The Lava Treasure, consisting primarily of ancient Roman gold coins, received its name because the find was discovered accidentally by fishermen diving in the Gulf of Lava. The gulf is off the west coast of Corsica in the Mediterranean Sea. Corsica belongs to France.
The Lava Treasure was first encountered about 25 years ago when three Corsicans diving for sea urchins spotted gold in the shallow waters there. The rest of the story can likely be nicely summarized by the official French national police statement released Oct. 27 in which it says, “This submerged treasure, identified as a maritime cultural asset, belongs to the state.”
It is the words “cultural asset,” which could also be reworded as “cultural patrimony,” that is the key, especially when it involves coins rather than fine art or other objects.

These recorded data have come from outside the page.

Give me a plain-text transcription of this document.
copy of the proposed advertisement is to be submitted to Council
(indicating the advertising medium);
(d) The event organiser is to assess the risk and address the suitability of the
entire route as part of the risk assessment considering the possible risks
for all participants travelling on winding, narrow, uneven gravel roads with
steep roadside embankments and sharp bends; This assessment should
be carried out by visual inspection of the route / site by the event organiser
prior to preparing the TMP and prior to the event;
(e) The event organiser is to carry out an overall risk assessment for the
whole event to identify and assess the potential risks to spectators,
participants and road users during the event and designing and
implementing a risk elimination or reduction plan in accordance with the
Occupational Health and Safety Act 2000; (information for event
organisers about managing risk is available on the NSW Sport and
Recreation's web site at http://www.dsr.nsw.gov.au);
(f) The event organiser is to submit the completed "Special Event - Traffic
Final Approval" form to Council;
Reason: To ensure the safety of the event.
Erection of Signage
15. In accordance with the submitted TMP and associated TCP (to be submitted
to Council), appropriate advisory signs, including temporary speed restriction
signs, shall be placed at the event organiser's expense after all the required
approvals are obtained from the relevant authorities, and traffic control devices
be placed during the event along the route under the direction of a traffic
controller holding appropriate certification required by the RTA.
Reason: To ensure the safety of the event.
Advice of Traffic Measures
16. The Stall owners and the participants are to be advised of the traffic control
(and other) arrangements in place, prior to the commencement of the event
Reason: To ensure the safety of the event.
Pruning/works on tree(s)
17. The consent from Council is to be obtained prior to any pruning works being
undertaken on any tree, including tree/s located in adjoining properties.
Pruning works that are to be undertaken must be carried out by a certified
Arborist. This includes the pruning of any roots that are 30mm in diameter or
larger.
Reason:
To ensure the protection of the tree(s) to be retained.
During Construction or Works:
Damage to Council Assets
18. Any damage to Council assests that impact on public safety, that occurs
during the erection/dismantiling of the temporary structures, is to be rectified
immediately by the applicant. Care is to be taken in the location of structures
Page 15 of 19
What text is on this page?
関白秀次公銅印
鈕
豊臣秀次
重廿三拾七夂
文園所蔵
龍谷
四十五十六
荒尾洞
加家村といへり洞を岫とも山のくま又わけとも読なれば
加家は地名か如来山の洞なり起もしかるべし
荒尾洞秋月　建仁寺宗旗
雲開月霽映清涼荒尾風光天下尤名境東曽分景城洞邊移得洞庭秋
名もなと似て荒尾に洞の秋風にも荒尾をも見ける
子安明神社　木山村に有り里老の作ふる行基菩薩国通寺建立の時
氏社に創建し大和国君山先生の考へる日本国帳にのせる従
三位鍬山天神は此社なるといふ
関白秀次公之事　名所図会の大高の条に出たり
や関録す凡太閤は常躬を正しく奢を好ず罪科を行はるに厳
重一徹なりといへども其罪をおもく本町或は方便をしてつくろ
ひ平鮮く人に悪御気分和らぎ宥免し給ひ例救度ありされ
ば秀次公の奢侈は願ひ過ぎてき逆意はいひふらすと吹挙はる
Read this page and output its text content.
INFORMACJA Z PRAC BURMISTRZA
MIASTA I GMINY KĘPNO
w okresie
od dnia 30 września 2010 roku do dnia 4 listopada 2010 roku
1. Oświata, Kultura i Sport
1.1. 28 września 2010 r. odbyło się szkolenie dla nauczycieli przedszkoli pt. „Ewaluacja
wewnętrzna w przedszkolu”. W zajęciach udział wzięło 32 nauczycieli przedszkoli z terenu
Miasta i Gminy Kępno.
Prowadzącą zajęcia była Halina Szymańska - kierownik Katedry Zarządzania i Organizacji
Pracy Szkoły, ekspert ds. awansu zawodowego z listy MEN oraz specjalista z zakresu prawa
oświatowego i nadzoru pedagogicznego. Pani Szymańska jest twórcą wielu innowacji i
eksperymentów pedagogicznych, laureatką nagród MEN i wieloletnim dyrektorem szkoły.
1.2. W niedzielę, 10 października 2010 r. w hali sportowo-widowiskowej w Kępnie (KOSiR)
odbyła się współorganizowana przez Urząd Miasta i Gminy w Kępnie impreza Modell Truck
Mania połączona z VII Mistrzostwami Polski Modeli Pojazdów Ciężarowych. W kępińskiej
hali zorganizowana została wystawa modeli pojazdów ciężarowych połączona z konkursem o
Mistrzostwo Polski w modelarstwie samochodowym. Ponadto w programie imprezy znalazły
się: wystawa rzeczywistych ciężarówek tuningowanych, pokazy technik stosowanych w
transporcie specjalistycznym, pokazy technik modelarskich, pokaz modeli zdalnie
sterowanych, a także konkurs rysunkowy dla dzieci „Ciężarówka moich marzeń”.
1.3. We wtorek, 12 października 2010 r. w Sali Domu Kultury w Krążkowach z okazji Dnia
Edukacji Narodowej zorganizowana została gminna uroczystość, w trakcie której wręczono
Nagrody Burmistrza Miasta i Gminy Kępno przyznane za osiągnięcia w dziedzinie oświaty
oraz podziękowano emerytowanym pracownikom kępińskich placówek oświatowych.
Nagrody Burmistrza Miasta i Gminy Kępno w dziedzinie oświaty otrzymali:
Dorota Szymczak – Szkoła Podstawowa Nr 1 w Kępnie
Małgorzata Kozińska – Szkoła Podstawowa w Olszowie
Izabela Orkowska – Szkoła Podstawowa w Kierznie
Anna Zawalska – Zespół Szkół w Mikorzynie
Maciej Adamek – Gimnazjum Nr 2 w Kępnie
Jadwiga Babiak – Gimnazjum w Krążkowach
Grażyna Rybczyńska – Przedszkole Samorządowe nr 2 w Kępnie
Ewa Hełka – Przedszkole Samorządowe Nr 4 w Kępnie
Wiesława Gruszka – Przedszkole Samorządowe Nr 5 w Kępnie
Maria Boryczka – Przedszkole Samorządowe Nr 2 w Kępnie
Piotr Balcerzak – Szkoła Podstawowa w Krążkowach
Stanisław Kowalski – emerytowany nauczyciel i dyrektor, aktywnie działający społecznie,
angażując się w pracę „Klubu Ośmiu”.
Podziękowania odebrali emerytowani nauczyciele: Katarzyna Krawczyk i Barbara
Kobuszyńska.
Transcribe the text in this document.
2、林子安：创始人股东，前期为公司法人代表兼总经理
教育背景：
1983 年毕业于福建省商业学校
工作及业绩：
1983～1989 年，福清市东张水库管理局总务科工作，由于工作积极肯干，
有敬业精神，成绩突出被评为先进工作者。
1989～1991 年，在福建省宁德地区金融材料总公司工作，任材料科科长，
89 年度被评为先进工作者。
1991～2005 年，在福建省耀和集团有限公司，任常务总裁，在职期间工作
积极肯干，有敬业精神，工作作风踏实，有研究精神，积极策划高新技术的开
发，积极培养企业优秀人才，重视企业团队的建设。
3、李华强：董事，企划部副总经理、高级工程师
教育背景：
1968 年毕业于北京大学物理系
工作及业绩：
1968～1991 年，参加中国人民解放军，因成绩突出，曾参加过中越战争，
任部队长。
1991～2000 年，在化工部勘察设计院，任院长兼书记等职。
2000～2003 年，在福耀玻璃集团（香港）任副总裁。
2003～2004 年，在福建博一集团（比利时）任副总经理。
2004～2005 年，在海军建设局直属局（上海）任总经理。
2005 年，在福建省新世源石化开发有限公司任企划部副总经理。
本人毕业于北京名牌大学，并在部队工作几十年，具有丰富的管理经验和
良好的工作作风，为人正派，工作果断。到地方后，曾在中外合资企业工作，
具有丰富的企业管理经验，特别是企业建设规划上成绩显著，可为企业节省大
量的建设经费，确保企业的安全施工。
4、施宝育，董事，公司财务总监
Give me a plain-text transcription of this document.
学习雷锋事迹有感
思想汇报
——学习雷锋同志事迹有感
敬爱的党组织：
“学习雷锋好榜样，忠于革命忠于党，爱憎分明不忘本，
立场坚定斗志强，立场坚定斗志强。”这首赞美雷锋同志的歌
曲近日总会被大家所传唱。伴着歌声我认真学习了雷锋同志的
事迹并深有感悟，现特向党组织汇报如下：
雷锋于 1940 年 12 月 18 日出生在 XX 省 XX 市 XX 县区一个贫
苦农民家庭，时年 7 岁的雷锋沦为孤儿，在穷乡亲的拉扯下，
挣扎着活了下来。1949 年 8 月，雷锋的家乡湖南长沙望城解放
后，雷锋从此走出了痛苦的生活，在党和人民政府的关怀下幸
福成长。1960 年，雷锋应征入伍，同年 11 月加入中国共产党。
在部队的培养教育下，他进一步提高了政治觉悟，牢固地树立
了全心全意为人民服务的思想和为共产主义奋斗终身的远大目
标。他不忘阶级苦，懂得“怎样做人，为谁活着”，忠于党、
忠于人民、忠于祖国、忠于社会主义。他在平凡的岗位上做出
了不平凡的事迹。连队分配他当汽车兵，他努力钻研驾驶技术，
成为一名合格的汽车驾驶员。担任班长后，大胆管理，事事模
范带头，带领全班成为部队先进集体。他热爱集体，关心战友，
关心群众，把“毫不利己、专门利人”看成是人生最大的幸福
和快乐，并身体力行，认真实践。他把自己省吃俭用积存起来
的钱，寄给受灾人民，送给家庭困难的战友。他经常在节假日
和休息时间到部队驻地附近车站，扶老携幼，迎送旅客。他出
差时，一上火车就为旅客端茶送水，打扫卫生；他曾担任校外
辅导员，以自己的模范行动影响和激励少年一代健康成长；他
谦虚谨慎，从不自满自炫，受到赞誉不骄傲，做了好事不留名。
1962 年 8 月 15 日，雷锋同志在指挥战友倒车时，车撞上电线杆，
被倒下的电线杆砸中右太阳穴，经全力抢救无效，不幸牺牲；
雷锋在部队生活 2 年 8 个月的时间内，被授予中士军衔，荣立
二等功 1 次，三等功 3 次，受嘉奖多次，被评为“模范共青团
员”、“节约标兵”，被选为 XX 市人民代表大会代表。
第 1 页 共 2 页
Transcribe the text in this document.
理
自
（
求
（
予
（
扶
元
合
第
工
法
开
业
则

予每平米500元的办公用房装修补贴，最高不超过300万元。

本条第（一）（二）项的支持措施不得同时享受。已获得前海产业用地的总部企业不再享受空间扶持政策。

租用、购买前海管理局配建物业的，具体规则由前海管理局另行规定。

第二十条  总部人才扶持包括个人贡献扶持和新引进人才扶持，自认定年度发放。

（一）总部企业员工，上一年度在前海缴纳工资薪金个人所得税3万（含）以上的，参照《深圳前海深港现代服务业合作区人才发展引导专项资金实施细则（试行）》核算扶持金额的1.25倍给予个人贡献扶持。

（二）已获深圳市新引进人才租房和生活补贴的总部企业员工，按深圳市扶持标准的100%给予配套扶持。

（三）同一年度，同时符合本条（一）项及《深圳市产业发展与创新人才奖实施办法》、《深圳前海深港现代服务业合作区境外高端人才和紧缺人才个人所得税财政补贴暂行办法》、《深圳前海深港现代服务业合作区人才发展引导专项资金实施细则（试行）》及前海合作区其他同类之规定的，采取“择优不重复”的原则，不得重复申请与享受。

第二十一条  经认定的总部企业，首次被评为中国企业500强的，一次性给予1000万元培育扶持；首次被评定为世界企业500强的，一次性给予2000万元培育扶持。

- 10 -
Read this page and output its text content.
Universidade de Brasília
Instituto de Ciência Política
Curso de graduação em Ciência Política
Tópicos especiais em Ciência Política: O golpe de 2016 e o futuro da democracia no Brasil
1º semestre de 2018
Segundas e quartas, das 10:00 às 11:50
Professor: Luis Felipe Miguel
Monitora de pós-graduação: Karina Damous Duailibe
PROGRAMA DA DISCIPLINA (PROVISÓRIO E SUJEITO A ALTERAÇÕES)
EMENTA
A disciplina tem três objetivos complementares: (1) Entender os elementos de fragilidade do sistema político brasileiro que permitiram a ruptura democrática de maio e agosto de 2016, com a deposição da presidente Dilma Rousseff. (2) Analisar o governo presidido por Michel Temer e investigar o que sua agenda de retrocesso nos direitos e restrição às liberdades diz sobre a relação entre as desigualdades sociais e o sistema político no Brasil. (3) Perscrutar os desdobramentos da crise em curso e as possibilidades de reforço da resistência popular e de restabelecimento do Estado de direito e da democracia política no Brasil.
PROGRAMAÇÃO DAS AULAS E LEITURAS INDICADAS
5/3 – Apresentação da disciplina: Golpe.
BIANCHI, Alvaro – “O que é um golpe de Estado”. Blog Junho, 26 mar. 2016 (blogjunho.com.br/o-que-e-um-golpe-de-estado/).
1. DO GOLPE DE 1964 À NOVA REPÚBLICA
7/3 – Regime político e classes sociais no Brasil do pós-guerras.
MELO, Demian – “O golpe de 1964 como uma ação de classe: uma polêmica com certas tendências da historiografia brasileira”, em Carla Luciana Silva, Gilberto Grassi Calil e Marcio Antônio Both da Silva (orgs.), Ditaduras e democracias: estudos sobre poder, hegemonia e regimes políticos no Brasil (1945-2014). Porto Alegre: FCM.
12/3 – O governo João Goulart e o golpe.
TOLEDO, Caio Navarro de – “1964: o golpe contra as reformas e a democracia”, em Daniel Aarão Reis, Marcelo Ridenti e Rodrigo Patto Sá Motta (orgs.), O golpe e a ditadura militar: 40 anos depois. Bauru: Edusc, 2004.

As Ancient Coin Collectors Guild spokesman Wayne G. Sayles commented in the October 2010 issue of The Celator magazine, “[coins are] utilitarian objects that were created in the millions and are not in any way of significant cultural value to any state.”
Had this find been discovered off the coast of Great Britain, as an example, the find could have been declared as treasure trove and the finders could have at least received a reward for their efforts. Being that the find was on French territory there was to be no imbursement, and likely not even a “thank you.”
As the police statement reads, the find “belongs to the state.”
Cyprus, France, Italy, Spain, Turkey, and a host of other countries have restrictive laws governing finds of this nature in which the find is automatically claimed by a government as that government’s cultural patrimony.
The finders have no rights to the find and for practical purposes might as well have reburied the find where it was discovered.